CORNYN: But it's a cause that needs a lot of work. It needs the attention of the chief justice of the United States and the prestige that you would bring to that because, frankly, it worries me a great deal.
Just like it concerns me what we see with the length of time of modern jury trials -- of course, many people think about jury trials, they think about the O.J. Simpson trial where the jury was empaneled for months on end and wonder: How in the world can a jury still represent the conscience of the community and be a cross-section of the community when so many people are precluded from serving because of the economic or other hardship associated with that?

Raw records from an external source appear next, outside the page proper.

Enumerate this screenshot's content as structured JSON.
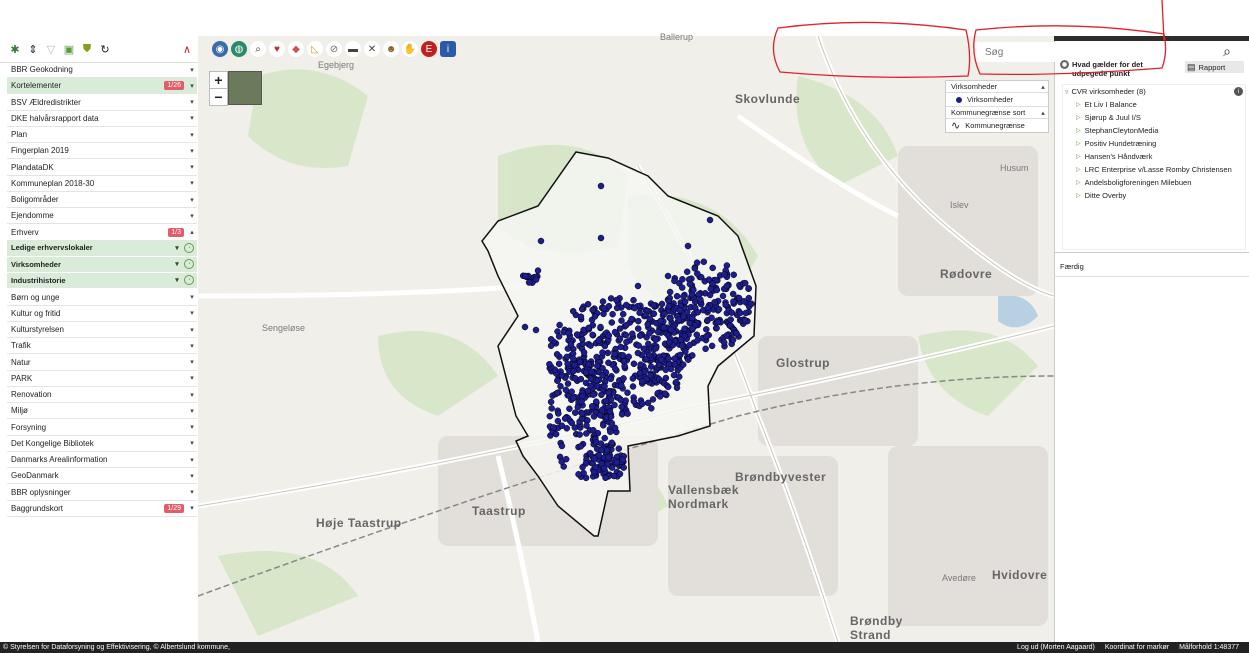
{
  "toolbar_left": {
    "icons": [
      "settings-icon",
      "sort-icon",
      "filter-icon",
      "add-layer-icon",
      "shield-icon",
      "refresh-icon",
      "collapse-icon"
    ]
  },
  "layers": [
    {
      "label": "BBR Geokodning",
      "badge": "",
      "arrow": "▾",
      "hl": false,
      "sub": false
    },
    {
      "label": "Kortelementer",
      "badge": "1/26",
      "arrow": "▾",
      "hl": true,
      "sub": false
    },
    {
      "label": "BSV Ældredistrikter",
      "badge": "",
      "arrow": "▾",
      "hl": false,
      "sub": false
    },
    {
      "label": "DKE halvårsrapport data",
      "badge": "",
      "arrow": "▾",
      "hl": false,
      "sub": false
    },
    {
      "label": "Plan",
      "badge": "",
      "arrow": "▾",
      "hl": false,
      "sub": false
    },
    {
      "label": "Fingerplan 2019",
      "badge": "",
      "arrow": "▾",
      "hl": false,
      "sub": false
    },
    {
      "label": "PlandataDK",
      "badge": "",
      "arrow": "▾",
      "hl": false,
      "sub": false
    },
    {
      "label": "Kommuneplan 2018-30",
      "badge": "",
      "arrow": "▾",
      "hl": false,
      "sub": false
    },
    {
      "label": "Boligområder",
      "badge": "",
      "arrow": "▾",
      "hl": false,
      "sub": false
    },
    {
      "label": "Ejendomme",
      "badge": "",
      "arrow": "▾",
      "hl": false,
      "sub": false
    },
    {
      "label": "Erhverv",
      "badge": "1/3",
      "arrow": "▴",
      "hl": false,
      "sub": false
    },
    {
      "label": "Ledige erhvervslokaler",
      "badge": "",
      "arrow": "▾",
      "hl": true,
      "sub": true
    },
    {
      "label": "Virksomheder",
      "badge": "",
      "arrow": "▾",
      "hl": true,
      "sub": true
    },
    {
      "label": "Industrihistorie",
      "badge": "",
      "arrow": "▾",
      "hl": true,
      "sub": true
    },
    {
      "label": "Børn og unge",
      "badge": "",
      "arrow": "▾",
      "hl": false,
      "sub": false
    },
    {
      "label": "Kultur og fritid",
      "badge": "",
      "arrow": "▾",
      "hl": false,
      "sub": false
    },
    {
      "label": "Kulturstyrelsen",
      "badge": "",
      "arrow": "▾",
      "hl": false,
      "sub": false
    },
    {
      "label": "Trafik",
      "badge": "",
      "arrow": "▾",
      "hl": false,
      "sub": false
    },
    {
      "label": "Natur",
      "badge": "",
      "arrow": "▾",
      "hl": false,
      "sub": false
    },
    {
      "label": "PARK",
      "badge": "",
      "arrow": "▾",
      "hl": false,
      "sub": false
    },
    {
      "label": "Renovation",
      "badge": "",
      "arrow": "▾",
      "hl": false,
      "sub": false
    },
    {
      "label": "Miljø",
      "badge": "",
      "arrow": "▾",
      "hl": false,
      "sub": false
    },
    {
      "label": "Forsyning",
      "badge": "",
      "arrow": "▾",
      "hl": false,
      "sub": false
    },
    {
      "label": "Det Kongelige Bibliotek",
      "badge": "",
      "arrow": "▾",
      "hl": false,
      "sub": false
    },
    {
      "label": "Danmarks Arealinformation",
      "badge": "",
      "arrow": "▾",
      "hl": false,
      "sub": false
    },
    {
      "label": "GeoDanmark",
      "badge": "",
      "arrow": "▾",
      "hl": false,
      "sub": false
    },
    {
      "label": "BBR oplysninger",
      "badge": "",
      "arrow": "▾",
      "hl": false,
      "sub": false
    },
    {
      "label": "Baggrundskort",
      "badge": "1/29",
      "arrow": "▾",
      "hl": false,
      "sub": false
    }
  ],
  "map_tools": [
    "layers-icon",
    "globe-icon",
    "zoom-icon",
    "heart-icon",
    "eraser-icon",
    "measure-icon",
    "link-icon",
    "car-icon",
    "tools-icon",
    "person-icon",
    "hand-icon",
    "e-icon",
    "info-icon"
  ],
  "zoom": {
    "plus": "+",
    "minus": "−"
  },
  "places": [
    {
      "name": "Ballerup",
      "big": false
    },
    {
      "name": "Skovlunde",
      "big": true
    },
    {
      "name": "Rødovre",
      "big": true
    },
    {
      "name": "Glostrup",
      "big": true
    },
    {
      "name": "Brøndbyvester",
      "big": true
    },
    {
      "name": "Taastrup",
      "big": true
    },
    {
      "name": "Høje Taastrup",
      "big": true
    },
    {
      "name": "Vallensbæk Nordmark",
      "big": true
    },
    {
      "name": "Brøndby Strand",
      "big": true
    },
    {
      "name": "Hvidovre",
      "big": true
    },
    {
      "name": "Sengeløse",
      "big": false
    },
    {
      "name": "Husum",
      "big": false
    },
    {
      "name": "Islev",
      "big": false
    },
    {
      "name": "Avedøre",
      "big": false
    },
    {
      "name": "Egebjerg",
      "big": false
    }
  ],
  "legend": {
    "virksomheder_header": "Virksomheder",
    "virksomheder_item": "Virksomheder",
    "kommune_header": "Kommunegrænse sort",
    "kommune_item": "Kommunegrænse"
  },
  "search": {
    "placeholder": "Søg"
  },
  "info": {
    "text": "Hvad gælder for det udpegede punkt"
  },
  "rapport": {
    "label": "Rapport"
  },
  "cvr": {
    "header": "CVR virksomheder (8)",
    "items": [
      "Et Liv I Balance",
      "Sjørup & Juul I/S",
      "StephanCleytonMedia",
      "Positiv Hundetræning",
      "Hansen's Håndværk",
      "LRC Enterprise v/Lasse Romby Christensen",
      "Andelsboligforeningen Milebuen",
      "Ditte Overby"
    ]
  },
  "faerdig": "Færdig",
  "status": {
    "left": "© Styrelsen for Dataforsyning og Effektivisering, © Albertslund kommune,",
    "logout": "Log ud (Morten Aagaard)",
    "coord": "Koordinat for markør",
    "scale": "Målforhold 1:48377"
  },
  "colors": {
    "accent_green": "#d8ecd8",
    "badge_red": "#e25c6a",
    "point_blue": "#1d1d8f",
    "annotation_red": "#e0202a"
  }
}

So these are hard issues that I hope you will take a look at and work with the Judiciary Committee and the Congress, where necessary, to try to address, because I think they would be a great service to the American people.
As a good lawyer, you know the danger of analogies, and yesterday we started talking about judges as umpires. And you were quite eloquent in saying that you wanted to be an umpire; you didn't want to bat or pitch.

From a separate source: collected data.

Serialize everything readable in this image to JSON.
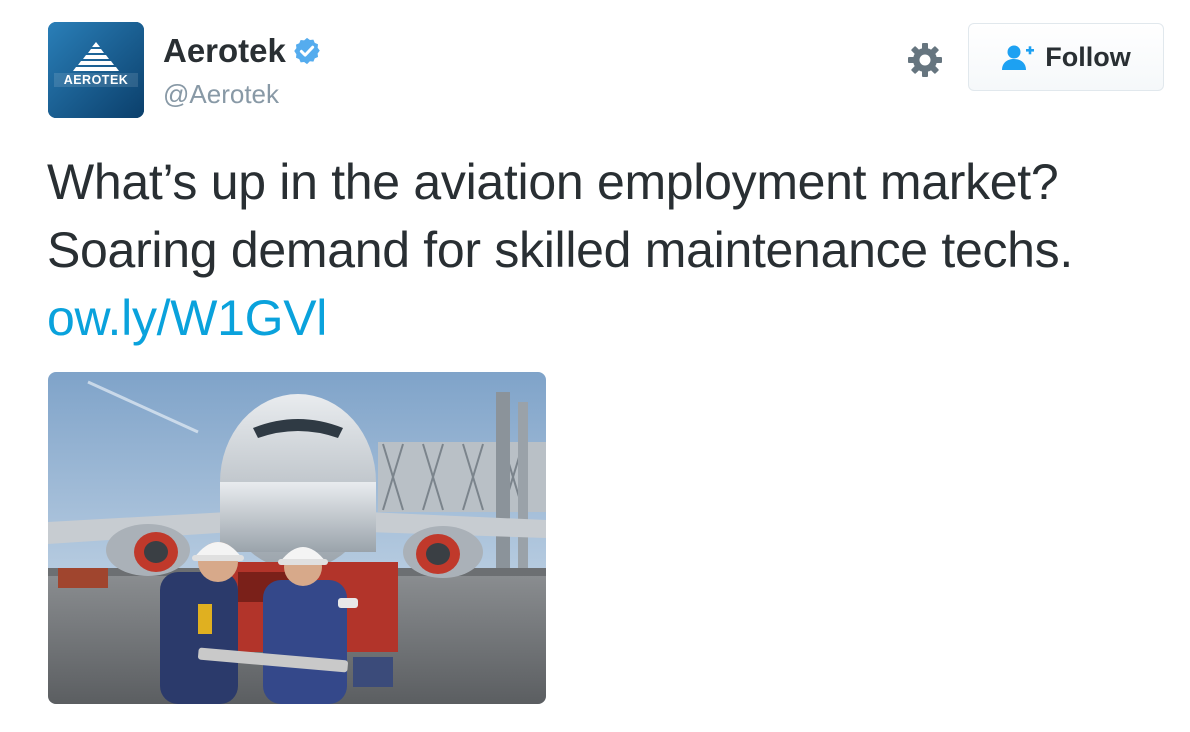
{
  "author": {
    "display_name": "Aerotek",
    "handle": "@Aerotek",
    "verified": true,
    "avatar_logo_text": "AEROTEK",
    "avatar_color": "#1a5f94"
  },
  "actions": {
    "settings_icon": "gear-icon",
    "follow_label": "Follow",
    "follow_icon": "add-user-icon"
  },
  "tweet": {
    "text": "What’s up in the aviation employment market? Soaring demand for skilled maintenance techs.",
    "link_text": "ow.ly/W1GVl"
  },
  "media": {
    "kind": "photo",
    "subject": "photo-airplane-maintenance-technicians"
  },
  "colors": {
    "link": "#0aa2dc",
    "verified_badge": "#55acee",
    "text": "#292f33",
    "muted": "#8899a6"
  }
}
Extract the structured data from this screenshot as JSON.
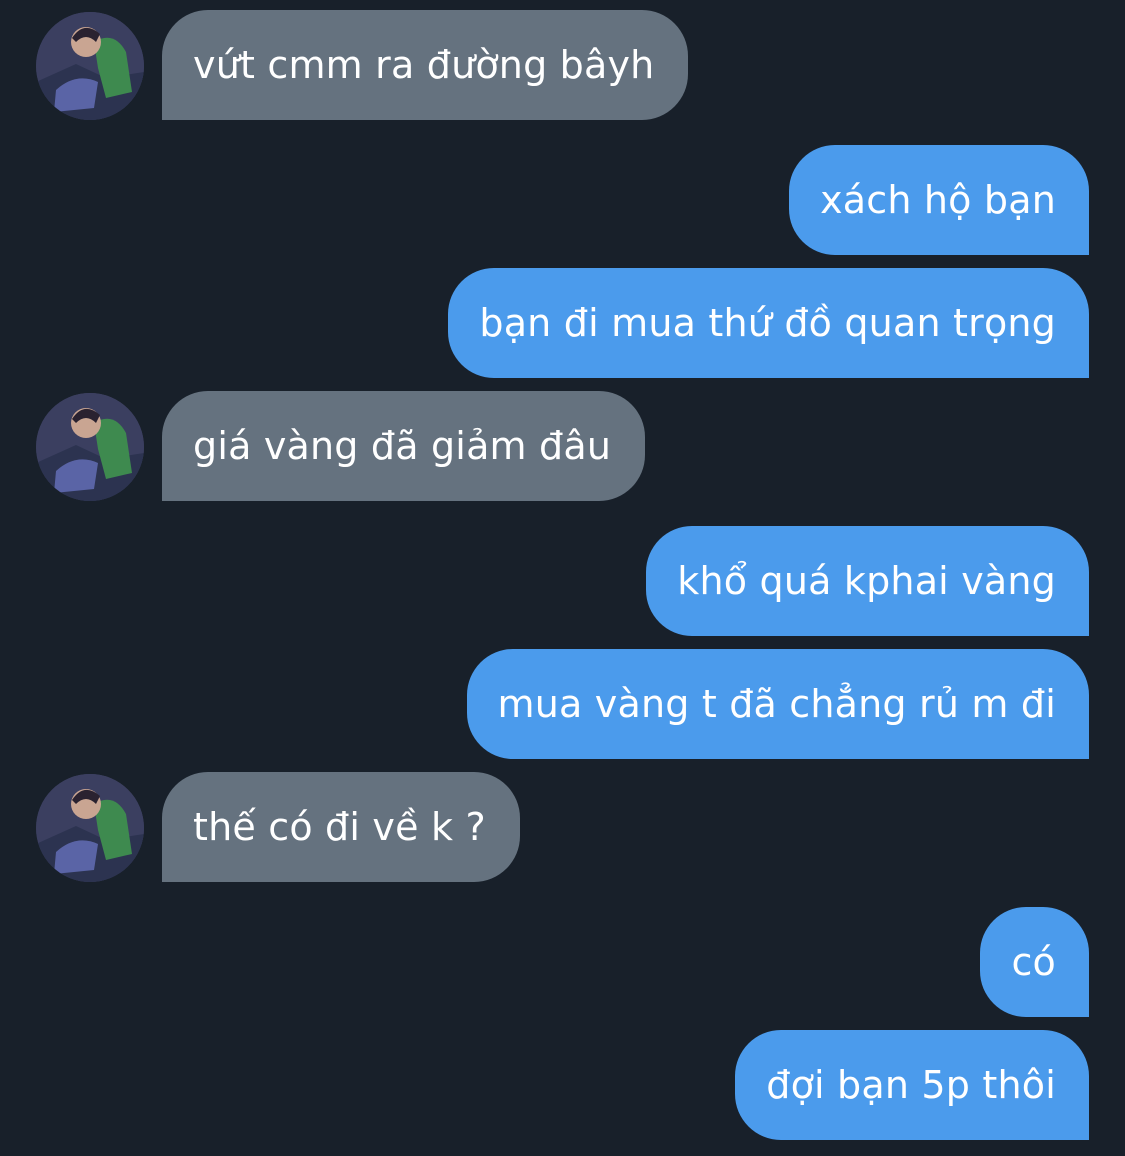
{
  "chat": {
    "messages": [
      {
        "side": "in",
        "text": "vứt cmm ra đường bâyh"
      },
      {
        "side": "out",
        "text": "xách hộ bạn"
      },
      {
        "side": "out",
        "text": "bạn đi mua thứ đồ quan trọng"
      },
      {
        "side": "in",
        "text": "giá vàng đã giảm đâu"
      },
      {
        "side": "out",
        "text": "khổ quá kphai vàng"
      },
      {
        "side": "out",
        "text": "mua vàng t đã chẳng rủ m đi"
      },
      {
        "side": "in",
        "text": "thế có đi về k ?"
      },
      {
        "side": "out",
        "text": "có"
      },
      {
        "side": "out",
        "text": "đợi bạn 5p thôi"
      }
    ]
  },
  "colors": {
    "background": "#18202a",
    "incoming_bubble": "#65727f",
    "outgoing_bubble": "#4b9bec",
    "text": "#ffffff"
  }
}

And I think it was a very succinct and appropriate way to describe exactly the role that you thought judges ought to play, not as partisans, but as impartial and disinterested in the outcome, but nevertheless interested in providing access to justice.
Well, I happened to be looking at my computer last night, and one of the blogs, and it's always frightening to see -- to put your name in a search and look at the ways it's mentioned. I suggest you don't do that, if you haven't, until this hearing is over, because this hearing is a subject of a lot of activity and interest in the blogosphere.
CORNYN: One of these blogs said that your comparison of a judge to a baseball umpire reminded him of an old story about three different modes of judicial reasoning built on the same analogy.
First, was the umpire that says some are balls and some are strikes, and I call them the way they are.
The second umpire says some are balls and some are strikes, and I call them the way I see them.
The third said: Some are balls and some are strikes, but they ain't nothing till I call them.
Well, I don't know whether it's a fair question to ask you which of those three types of umpires represents your preferred mode of judicial reasoning.
But I wonder if you have any comment about that.
ROBERTS: Well, I think I agree with your point about the danger of analogies in some situations. It's not the last, because they are balls and strikes regardless, and if I call them one and they're the other, that doesn't change what they are, it just means that I got it wrong.
I guess I liked the one in the middle, because I do think there are right answers. I know that it's fashionable in some places to suggest that there are no right answers and that the judges are motivated by a constellation of different considerations and, because of that, it should affect how we approach certain other issues.
That's not the view of the law that I subscribe to. I think when you folks legislate, you do have something in mind in particular and you it into words and you expect judges not to put in their own preferences, not to substitute their judgment for you, but to implement your view of what you are accomplishing in that statute.
I think, when the framers framed the Constitution, it was the same thing. And the judges were not to put in their own personal views about what the Constitution should say, but they're just supposed to interpret it and apply the meaning that is in the Constitution. And I think there is meaning there and I think there is meaning in your legislation.
And the job of a good judge is to do as good a job as possible to get the right answer.
ROBERTS: Again, I know there are those theorists who think that's futile, or because it's hard in particular cases, we should just throw up our hands and not try.
In any case -- and I don't subscribe to that -- I believe that there are right answers and judges, if they work hard enough, are likely to come up with them.
CORNYN: Well, as a good lawyer, you also know the danger of an analogy is that people will take it and run away with it, perhaps use it against you.